The photo is one of the hundreds of contemporary art works collected by John Wieland and his wife Sue through the years, a selection of which is now on display at Amherst College's Mead Art Museum. It is an irony that Wieland, an Amherst alumnus, made his fortune by building just these kinds of housing developments across the American Southeast.

"John isn't afraid in his collecting to include works that critique his own work," said David E. Little, the director of the Mead and curator of the exhibit, called "House: Selections from the Collection of John and Sue Wieland," which is running through July 1. He noted that Wieland appreciates the works on an aesthetic level, but also the practical, noting how a development like Verona Walk maximized waterfront space, and includes space for individual options at a reasonable price point.

There are many ways to look at this kind of work because the idea of a "house" is broad enough and familiar enough that it opens up all kinds of opportunities to consider aesthetic options. The quality of the works included in the Mead show, including many major names in contemporary art, shows its depth.

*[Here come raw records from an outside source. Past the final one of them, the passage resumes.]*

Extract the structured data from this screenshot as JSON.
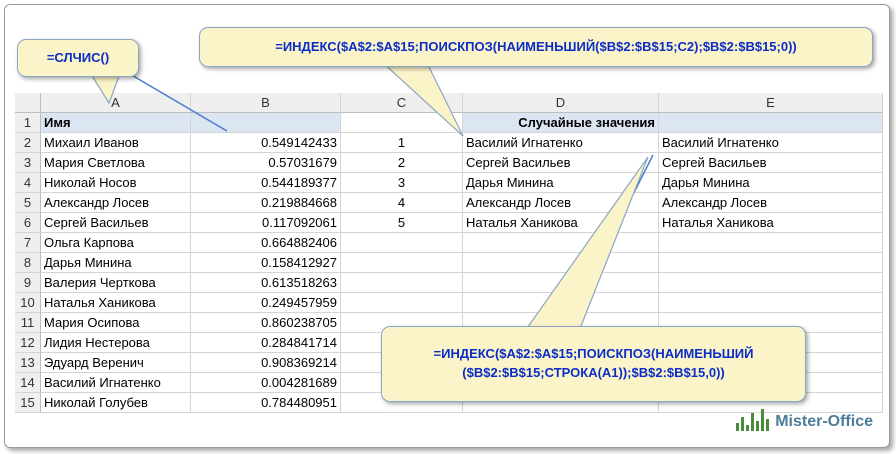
{
  "columns": [
    "A",
    "B",
    "C",
    "D",
    "E"
  ],
  "row_numbers": [
    "1",
    "2",
    "3",
    "4",
    "5",
    "6",
    "7",
    "8",
    "9",
    "10",
    "11",
    "12",
    "13",
    "14",
    "15"
  ],
  "header_row": {
    "A": "Имя",
    "B": "",
    "C": "",
    "D": "Случайные значения",
    "E": ""
  },
  "rows": [
    {
      "A": "Михаил Иванов",
      "B": "0.549142433",
      "C": "1",
      "D": "Василий Игнатенко",
      "E": "Василий Игнатенко"
    },
    {
      "A": "Мария Светлова",
      "B": "0.57031679",
      "C": "2",
      "D": "Сергей Васильев",
      "E": "Сергей Васильев"
    },
    {
      "A": "Николай Носов",
      "B": "0.544189377",
      "C": "3",
      "D": "Дарья Минина",
      "E": "Дарья Минина"
    },
    {
      "A": "Александр Лосев",
      "B": "0.219884668",
      "C": "4",
      "D": "Александр Лосев",
      "E": "Александр Лосев"
    },
    {
      "A": "Сергей Васильев",
      "B": "0.117092061",
      "C": "5",
      "D": "Наталья Ханикова",
      "E": "Наталья Ханикова"
    },
    {
      "A": "Ольга Карпова",
      "B": "0.664882406",
      "C": "",
      "D": "",
      "E": ""
    },
    {
      "A": "Дарья Минина",
      "B": "0.158412927",
      "C": "",
      "D": "",
      "E": ""
    },
    {
      "A": "Валерия Черткова",
      "B": "0.613518263",
      "C": "",
      "D": "",
      "E": ""
    },
    {
      "A": "Наталья Ханикова",
      "B": "0.249457959",
      "C": "",
      "D": "",
      "E": ""
    },
    {
      "A": "Мария Осипова",
      "B": "0.860238705",
      "C": "",
      "D": "",
      "E": ""
    },
    {
      "A": "Лидия Нестерова",
      "B": "0.284841714",
      "C": "",
      "D": "",
      "E": ""
    },
    {
      "A": "Эдуард Веренич",
      "B": "0.908369214",
      "C": "",
      "D": "",
      "E": ""
    },
    {
      "A": "Василий Игнатенко",
      "B": "0.004281689",
      "C": "",
      "D": "",
      "E": ""
    },
    {
      "A": "Николай Голубев",
      "B": "0.784480951",
      "C": "",
      "D": "",
      "E": ""
    }
  ],
  "callouts": {
    "rand": "=СЛЧИС()",
    "formula_d": "=ИНДЕКС($A$2:$A$15;ПОИСКПОЗ(НАИМЕНЬШИЙ($B$2:$B$15;C2);$B$2:$B$15;0))",
    "formula_e_line1": "=ИНДЕКС($A$2:$A$15;ПОИСКПОЗ(НАИМЕНЬШИЙ",
    "formula_e_line2": "($B$2:$B$15;СТРОКА(A1));$B$2:$B$15,0))"
  },
  "logo_text": "Mister-Office",
  "colors": {
    "callout_text": "#0a2dc8",
    "callout_fill": "#fcf4c9",
    "header_fill": "#dce6f2",
    "pointer_line": "#4a7fd0"
  }
}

At first glance around the four rooms of the exhibit, which takes over much of the Mead's gallery space, you notice patterns, like even grids and repeated images. It suggests the rhythms of daily life, as in the photo series by Martin Hyers and William Mebane called "Levittown, NY" (2009), of multiple homes in the postwar housing development that has become a metonym for a kind of anonymous suburban sprawl.

Each individual image is in the snapshot aesthetic of an Instagram page with a harsh flash and shot in a snowstorm to heighten the layers. It forces you to think about the variations: the difference in the yards, in the garages, the height of the second floor, all built from the same simple foundation.

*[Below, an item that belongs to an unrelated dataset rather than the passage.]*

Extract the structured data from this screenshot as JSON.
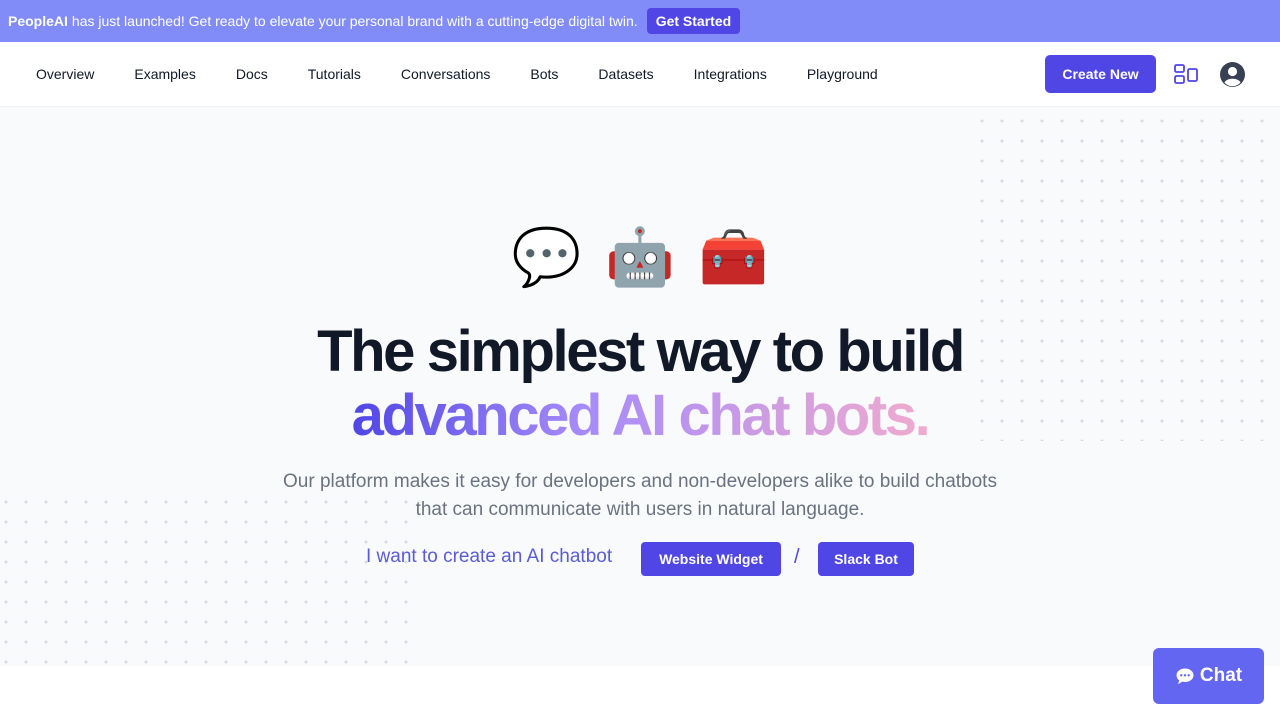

It recurs again in a series of photos by Olafur Eliasson of a series of hunting huts in Iceland, shown just as the spring thaw is taking hold. The harsh beauty of the landscape collides with the charm and humanity of the modest structures. It celebrates what Little calls "the creativity of simple design," engaged with Eliasson's recurring theme of how humans exist in the natural world.

And it is not just exteriors: Gregory Crewdson's "Dream House, 2002" is a series of elaborately staged, cinematic images of domestic life that are as mysterious in meaning as they are intricate in composition.

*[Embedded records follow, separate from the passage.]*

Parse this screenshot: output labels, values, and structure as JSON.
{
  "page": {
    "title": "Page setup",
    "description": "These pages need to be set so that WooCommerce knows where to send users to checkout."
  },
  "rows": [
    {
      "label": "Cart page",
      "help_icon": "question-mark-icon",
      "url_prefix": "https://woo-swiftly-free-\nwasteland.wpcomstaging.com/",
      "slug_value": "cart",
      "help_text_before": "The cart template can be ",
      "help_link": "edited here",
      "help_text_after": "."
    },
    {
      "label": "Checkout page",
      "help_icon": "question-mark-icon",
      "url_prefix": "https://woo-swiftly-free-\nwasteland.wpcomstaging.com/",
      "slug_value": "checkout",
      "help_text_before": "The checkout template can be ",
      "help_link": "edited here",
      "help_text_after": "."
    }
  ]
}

Little said the variety of works made this a rewarding show to put together.

"The works have a simplicity about them, the topic is very clear, but then once you start to think about them there's a deep complexity to them," he said. "It's a very approachable way to address audiences and students and allow them to connect to it — we all have a house or home — and then start to appreciate some of the artistic and aesthetic choices and ideas embedded in the work."

For many of the works, that means looking closely, especially at a number of objects that purposely play with ideas of perspective and form. There's a small simple model house by Cuban emigre Maria Elena Gonz lez composed of a small bright red house within an opaque, milky outer form, whose dimensions and clarity changes depending how you look at it. A 3-D aluminum sculpture by Roy Lichtenstein of a cartoon suburban house seems to bend up and off the wall as you approach it. Another work by Eliasson is an enormous kaleidoscope, an homage to the colorful interior design work of Mexican architect Luis Barrag n. A large marble slab in the middle of the floor, in the shape of an antique door, is Chinese dissident artist Ai Weiwei's subtle protest against the razing of huge swaths of historic Beijing.

Politics, too, are bent into new shapes. A separate room is for Martha Rosler's series "House Beautiful: Bringing the War Home" from the late 1960s and early 1970s. She used photomontage to graft together images of the war in Southeast Asia with ones from contemporary interior design magazines.

And inevitably, many engage with how race shapes our sense of place. A pair of images from South African photographer David Goldblatt highlight how space and race interact. One shows a billboard for a new subdivision, showing a cheerful white family with a black fruit-seller beneath it. Another shows a shantytown seamlessly slotted between a meadow and the tree line. "He was very interested in the way that architecture, fences, borders, hedges, were part of apartheid," Little said. Closer to home, an image by Joel Sternfeld shows three African-American women waiting in the middle of the street of a very plain, upscale housing development. The panel notes they are domestic workers waiting for a bus, and the strange alienation of their environment is plain to see.

But others build on the universality of home. There is a mixed media collage by Radcliffe Bailey, "Seven Steps East" (1983) features found images of the artist's own past, along with fence pickets and knick-knacks. Nearby, on a much smaller scale, is a little work by Jean-Michel Basquiat, "Untitled (Any Home, USA)" (1982) features a small image a small child might create of a house, with only a window and no door, above a copyright marks, with a few footprints stamped on it.

A house is an omnipresent idea, one that is flexible and movable, an idea perhaps best show in an ambitious piece by Belgian artist Hans Op de Beeck. "A House by the Sea" (2010) is an enormous fortress-like house perched on some rock, which you can move around and peer into the windows and doors. There are a few lights inside, lots of shadows and lines on the furniture and floors, with a suggestion of hasty abandonment. Stepping back, you realize the entire gallery room is part of the piece — the house, the specific shade of grey it is painted that exactly matches the walls, the carpet, the large watercolor of a seascape on the wall.

Little said the work could be about memory, or about the housing crisis that had just rocked the real estate market and rippled through people lives. Or it could be something more cinematic, that the house is the "establishing shot" and that you've just stepped into the story as if it were a film. "This room could be a room within this home," he said.